処方例2-7の水中油滴型離型剤の特性試験の結果は、拭き取りによる洗浄性が良好であったが、水洗による洗浄性、マドレーヌの離型性が良好ではなく、25℃、40℃における製剤安定性、パンの離型性が悪かった。25℃、40℃における製剤安定性については、静置してから一週間以内で分離した。
【0083】
以上の結果から、処方例1-1と、処方例2-1及び処方例2-2との対比より、長鎖脂肪酸トリグリセリドの配合比が50重量%未満の場合、水中油滴型離型剤の洗浄性、パン、マドレーヌの離型性が良好になることが分かった。なお、処方例1-2と、処方例2-1及び処方例2-2との対比からも同様のことがいえた。
【0084】
処方例1-1と処方例1-2の対比より、処方例1-1は、処方例1-2よりも長鎖脂肪酸トリグリセリドの配合が少ないにもかかわらず、25℃、40℃における製剤安定性、水洗、拭き取りによる洗浄性、パン、マドレーヌの離型性について、処方例1-2と性能に差が無く、良好であることが分かった。したがって、長鎖脂肪酸トリグリセリドの配合比が20重量%というかなり低い油相比率でも、保存安定性、洗浄性が良好で、パン、菓子に対しても高い離型性を発揮する水中油滴型離型剤が得られることが示された。
【0085】
特許文献4の菓子の処方に相当する処方例2-1、処方例2-2は、特許文献4の菓子の離型性試験では良好な結果が得られていた。しかし、生地にザラメ120gを加えることにより、特許文献4の菓子の離型性試験よりも厳しい試験条件で水中油滴型離型剤の離型性を評価した試験例8において、処方例2-1、処方例2-2は、処方例1-1、処方例1-2よりもマドレーヌの離型性が悪かった。

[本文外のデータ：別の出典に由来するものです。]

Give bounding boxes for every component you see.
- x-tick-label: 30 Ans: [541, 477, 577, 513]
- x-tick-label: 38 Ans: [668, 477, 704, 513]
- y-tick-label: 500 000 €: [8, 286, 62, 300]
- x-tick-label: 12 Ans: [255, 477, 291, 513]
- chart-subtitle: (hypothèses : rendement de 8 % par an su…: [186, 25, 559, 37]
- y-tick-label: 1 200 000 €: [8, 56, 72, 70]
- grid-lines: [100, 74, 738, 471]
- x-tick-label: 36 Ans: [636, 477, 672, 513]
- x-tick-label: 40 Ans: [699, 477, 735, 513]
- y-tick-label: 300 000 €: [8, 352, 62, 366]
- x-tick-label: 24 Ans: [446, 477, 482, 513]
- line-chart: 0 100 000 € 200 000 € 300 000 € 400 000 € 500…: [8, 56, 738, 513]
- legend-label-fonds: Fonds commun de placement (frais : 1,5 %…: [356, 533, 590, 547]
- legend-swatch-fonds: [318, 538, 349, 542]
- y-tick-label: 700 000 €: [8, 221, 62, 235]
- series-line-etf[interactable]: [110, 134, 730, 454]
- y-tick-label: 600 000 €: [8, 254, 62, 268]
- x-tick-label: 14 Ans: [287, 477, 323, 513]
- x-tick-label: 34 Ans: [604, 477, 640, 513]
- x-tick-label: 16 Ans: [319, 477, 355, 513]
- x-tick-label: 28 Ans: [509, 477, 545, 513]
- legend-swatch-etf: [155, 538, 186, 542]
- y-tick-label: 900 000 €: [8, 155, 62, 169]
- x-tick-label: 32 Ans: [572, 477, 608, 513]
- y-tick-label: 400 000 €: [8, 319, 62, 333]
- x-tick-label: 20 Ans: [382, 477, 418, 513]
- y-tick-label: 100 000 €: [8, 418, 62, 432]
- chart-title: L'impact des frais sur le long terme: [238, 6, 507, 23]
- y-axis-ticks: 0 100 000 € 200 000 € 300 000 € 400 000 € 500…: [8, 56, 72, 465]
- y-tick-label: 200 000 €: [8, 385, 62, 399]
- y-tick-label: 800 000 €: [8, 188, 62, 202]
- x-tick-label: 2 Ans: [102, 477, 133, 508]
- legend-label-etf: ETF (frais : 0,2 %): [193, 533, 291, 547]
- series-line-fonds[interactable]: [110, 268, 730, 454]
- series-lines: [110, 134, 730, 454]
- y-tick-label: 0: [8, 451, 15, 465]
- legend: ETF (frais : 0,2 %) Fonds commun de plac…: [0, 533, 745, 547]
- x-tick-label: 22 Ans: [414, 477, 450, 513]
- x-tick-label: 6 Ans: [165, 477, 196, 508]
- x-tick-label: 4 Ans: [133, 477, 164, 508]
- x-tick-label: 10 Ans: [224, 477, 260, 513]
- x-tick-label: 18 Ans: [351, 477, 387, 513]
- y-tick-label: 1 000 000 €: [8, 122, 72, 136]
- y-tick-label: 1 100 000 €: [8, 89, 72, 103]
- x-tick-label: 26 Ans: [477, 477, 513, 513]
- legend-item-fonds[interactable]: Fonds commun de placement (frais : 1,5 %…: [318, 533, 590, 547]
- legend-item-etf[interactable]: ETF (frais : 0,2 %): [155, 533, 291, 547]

したがって、処方例1-1、処方例1-2の水中油滴型離型剤は、厳しい条件下であっても、処方例2-1、処方例2-2よりも離型性が優れていることが確認された。
【0086】
処方例1-1と処方例2-3の対比より、25℃における粘度は、処方例2-3が1614mPa・s、処方例1-1が271mPa・sであり、水洗による洗浄性、拭き取りによる洗浄性は、処方例1-1は処方例2-3よりも良好であった。このことから、25℃における粘度が1600mPa・s未満である場合、水洗、拭き取りによる洗浄性、パン、マドレーヌの離型性に優れる水中油滴型離型剤が得られることが分かった。
【0087】
処方例2-5の水中油滴型離型剤は、25℃における粘度が1018mPa・sであり、粘度が1600mPa・sより小さかったが、油滴の平均粒子径が716nmであった。
処方例1-1と処方例2-5の対比より、油滴の平均粒子径が719nmよりも大きい場合、パン、マドレーヌの離型性に優れる水中油滴型離型剤が得られることが分かった。
【0088】
処方例2-4と処方例2-5の対比より、25℃における粘度は処方例2-4が108mPa・s、処方例2-5が1018mPa・sであり、パン、マドレーヌの離型性は処方例2-4が処方例2-5よりもが悪かったことより、25℃における粘度が150mPa・sよりも小さい場合、水中油滴型離型剤のパン、マドレーヌの離型性が悪くなることが分かった。
【0089】
処方例1-1と処方例2-7の対比より、長鎖脂肪酸トリグリセリドの配合比が10重量%よりも多い場合、水中油滴型離型剤が分離することなく、25℃、40℃における製剤安定性が良好で、パン、マドレーヌの離型性に優れる水中油滴型離型剤が得られることが分かった。
【0090】
また、処方例1-1と処方例2-3~処方例2-6の対比より、増粘剤にガティガムを使用することで、25℃、40℃における製剤安定性、水洗、拭き取りによる洗浄性が良好で、パン、マドレーヌの離型性に優れる水中油滴型離型剤が得られることが分かった。
【産業上の利用可能性】
【0091】
本発明による水中油滴型離型剤は、保存安定性、洗浄性、離型性に優れていることから、パン、菓子の製造工程において、天板、鉄板、金型又は容器に塗布し、パン又は菓子生地の付着を防止するとともに、焼成後のパン又は菓子の型離れを改善する離型剤として使用することができる。本発明による水中油滴型離型剤は、糖分が多いパン、菓子に対しても高い離型性を発揮することから、糖分が多いパン、菓子の製造工程における離型剤としても使用することができる。